春娘和关晓他们,平日里对这位长的比女人还女人的男人的印象虽有些怪怪,但此时倒也真的希望他能让他们的东家早点高兴起来。
“东家,这里现在没什么事,您且跟大官儿去吧!”关晓道。
“是啊学飞,去吧去吧,有事我们再找你。”春娘也道。
秋习瞅了关文炫一眼,“我干嘛跟你去?”
关文炫瞅这架势,总不能说,“看你不高兴,想请你吃酒”吧,如是这般的实话实说,肯定没戏。

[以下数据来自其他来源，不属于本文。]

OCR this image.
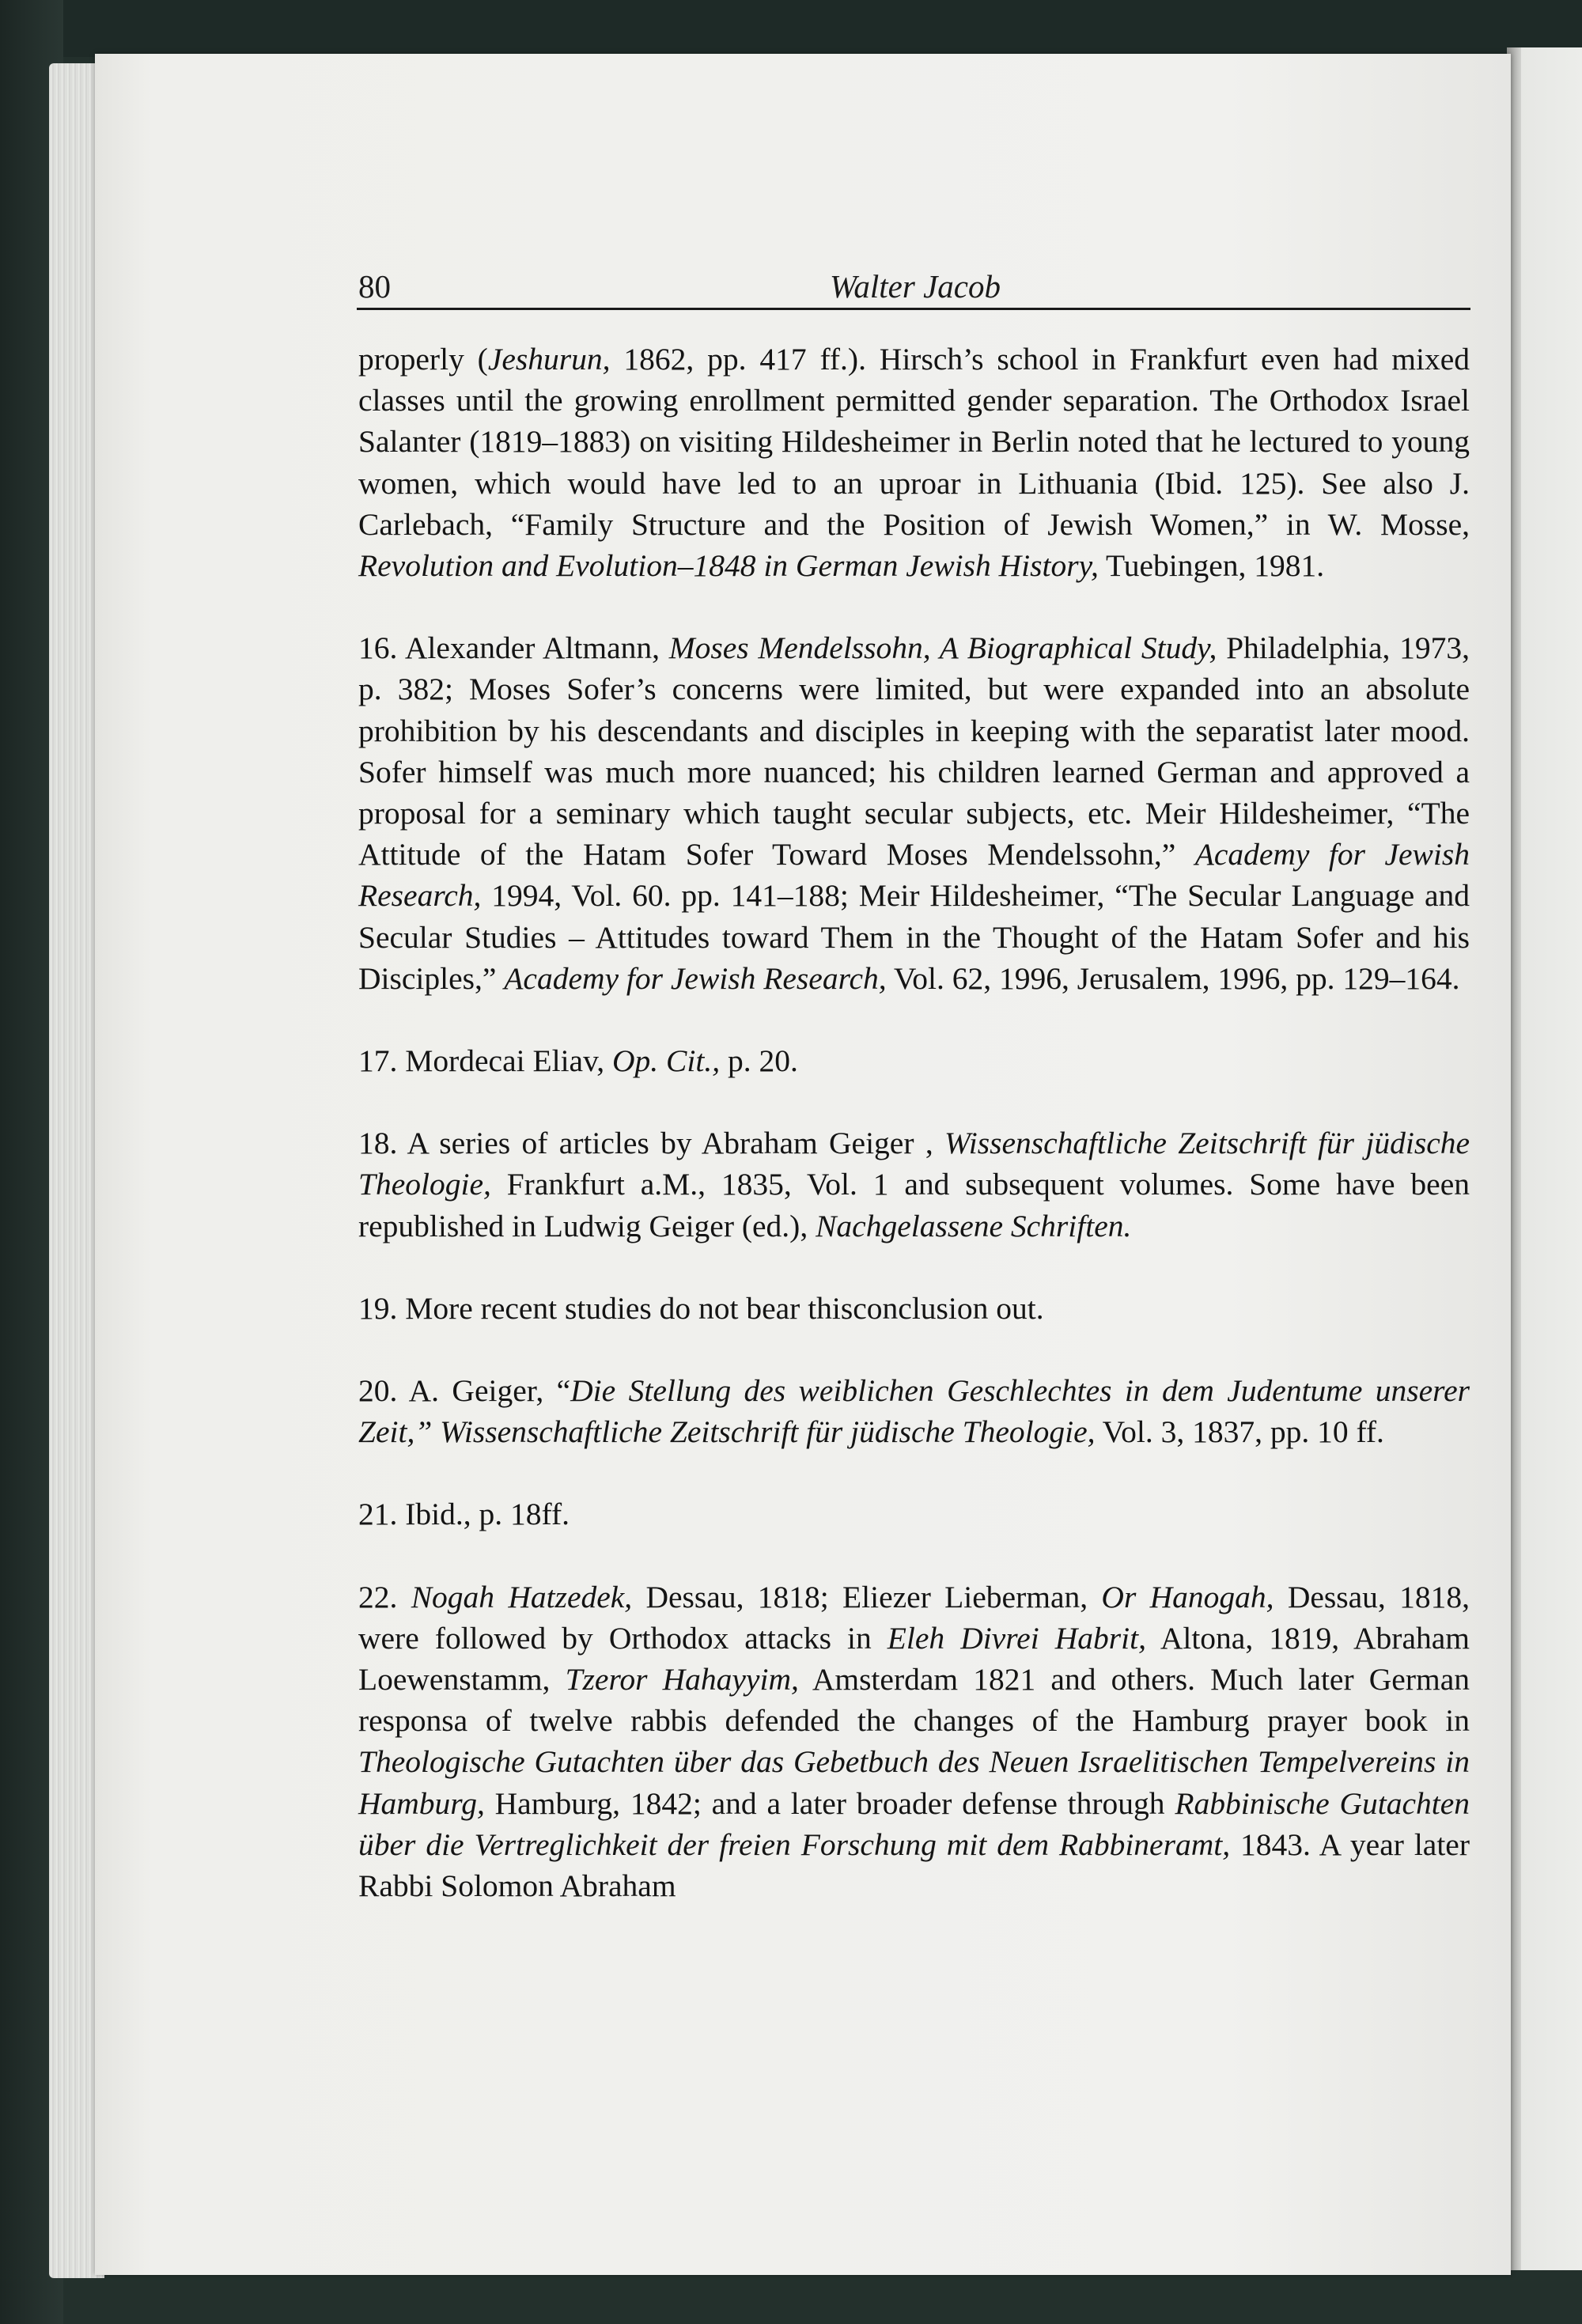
80	Walter Jacob

properly (Jeshurun, 1862, pp. 417 ff.). Hirsch’s school in Frankfurt even had mixed classes until the growing enrollment permitted gender separation. The Orthodox Israel Salanter (1819–1883) on visiting Hildesheimer in Berlin noted that he lectured to young women, which would have led to an uproar in Lithuania (Ibid. 125). See also J. Carlebach, “Family Structure and the Position of Jewish Women,” in W. Mosse, Revolution and Evolution–1848 in German Jewish History, Tuebingen, 1981.

16. Alexander Altmann, Moses Mendelssohn, A Biographical Study, Philadelphia, 1973, p. 382; Moses Sofer’s concerns were limited, but were expanded into an absolute prohibition by his descendants and disciples in keeping with the separatist later mood. Sofer himself was much more nuanced; his children learned German and approved a proposal for a seminary which taught secular subjects, etc. Meir Hildesheimer, “The Attitude of the Hatam Sofer Toward Moses Mendelssohn,” Academy for Jewish Research, 1994, Vol. 60. pp. 141–188; Meir Hildesheimer, “The Secular Language and Secular Studies – Attitudes toward Them in the Thought of the Hatam Sofer and his Disciples,” Academy for Jewish Research, Vol. 62, 1996, Jerusalem, 1996, pp. 129–164.

17. Mordecai Eliav, Op. Cit., p. 20.

18. A series of articles by Abraham Geiger , Wissenschaftliche Zeitschrift für jüdische Theologie, Frankfurt a.M., 1835, Vol. 1 and subsequent volumes. Some have been republished in Ludwig Geiger (ed.), Nachgelassene Schriften.

19. More recent studies do not bear thisconclusion out.

20. A. Geiger, “Die Stellung des weiblichen Geschlechtes in dem Judentume unserer Zeit,” Wissenschaftliche Zeitschrift für jüdische Theologie, Vol. 3, 1837, pp. 10 ff.

21. Ibid., p. 18ff.

22. Nogah Hatzedek, Dessau, 1818; Eliezer Lieberman, Or Hanogah, Dessau, 1818, were followed by Orthodox attacks in Eleh Divrei Habrit, Altona, 1819, Abraham Loewenstamm, Tzeror Hahayyim, Amsterdam 1821 and others. Much later German responsa of twelve rabbis defended the changes of the Hamburg prayer book in Theologische Gutachten über das Gebetbuch des Neuen Israelitischen Tempelvereins in Hamburg, Hamburg, 1842; and a later broader defense through Rabbinische Gutachten über die Vertreglichkeit der freien Forschung mit dem Rabbineramt, 1843. A year later Rabbi Solomon Abraham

于是他急中生智,“并不是我要找你,是,是素姐姐让我来找你的。”
说了这话,关文炫不免有点胆突,怕一旦让学飞知道他在骗她定会怪罪,可他又一想,车到山前必有路,怕什么,不是还有素姐姐替他担着嘛。
关晓和春娘对视了一眼,二人也都明镜儿似的知道大官在说谎,若是在平时,就这点小伎俩,学飞岂能看不出,可今日……
“哦,是素姐姐找我呀,我也有些天没见她了,那咱们就去吧。”
“好好好,咱这就去。”关文炫边高兴的应着,边就很自然地去拉秋习的手。
秋习这回反应倒是挺快,她一扭身子,便就躲了过去。春娘掩嘴偷笑,关晓也兴灾乐祸地清了清嗓儿。
关文炫尽管有点尴尬,也还是操着好听的声音道:“那,那我们就先走了。”临走前,还很礼貌的向两人颔首以礼。
“学飞,你想吃点什么?我请你。”关文炫极力讨好地笑着道。
“什么都行。诶?文炫兄,你不是说素姐姐找我吗?”
“啊,对对对,素姐姐找你有事,然后我请你吃饭。”
“等见过素姐姐再说吧!”
“嗯,也好。”
关文炫见秋习的情绪不佳,怕说了什么惹她不高兴,这一路上就缄默不语,再也不敢说话了。
二人刚到“一品墨客”的门口,便听有马蹄声由远及近地往他们这儿奔来,到了跟前,看着马上的三个人,秋习大吃一惊,“怎么竟是他们?”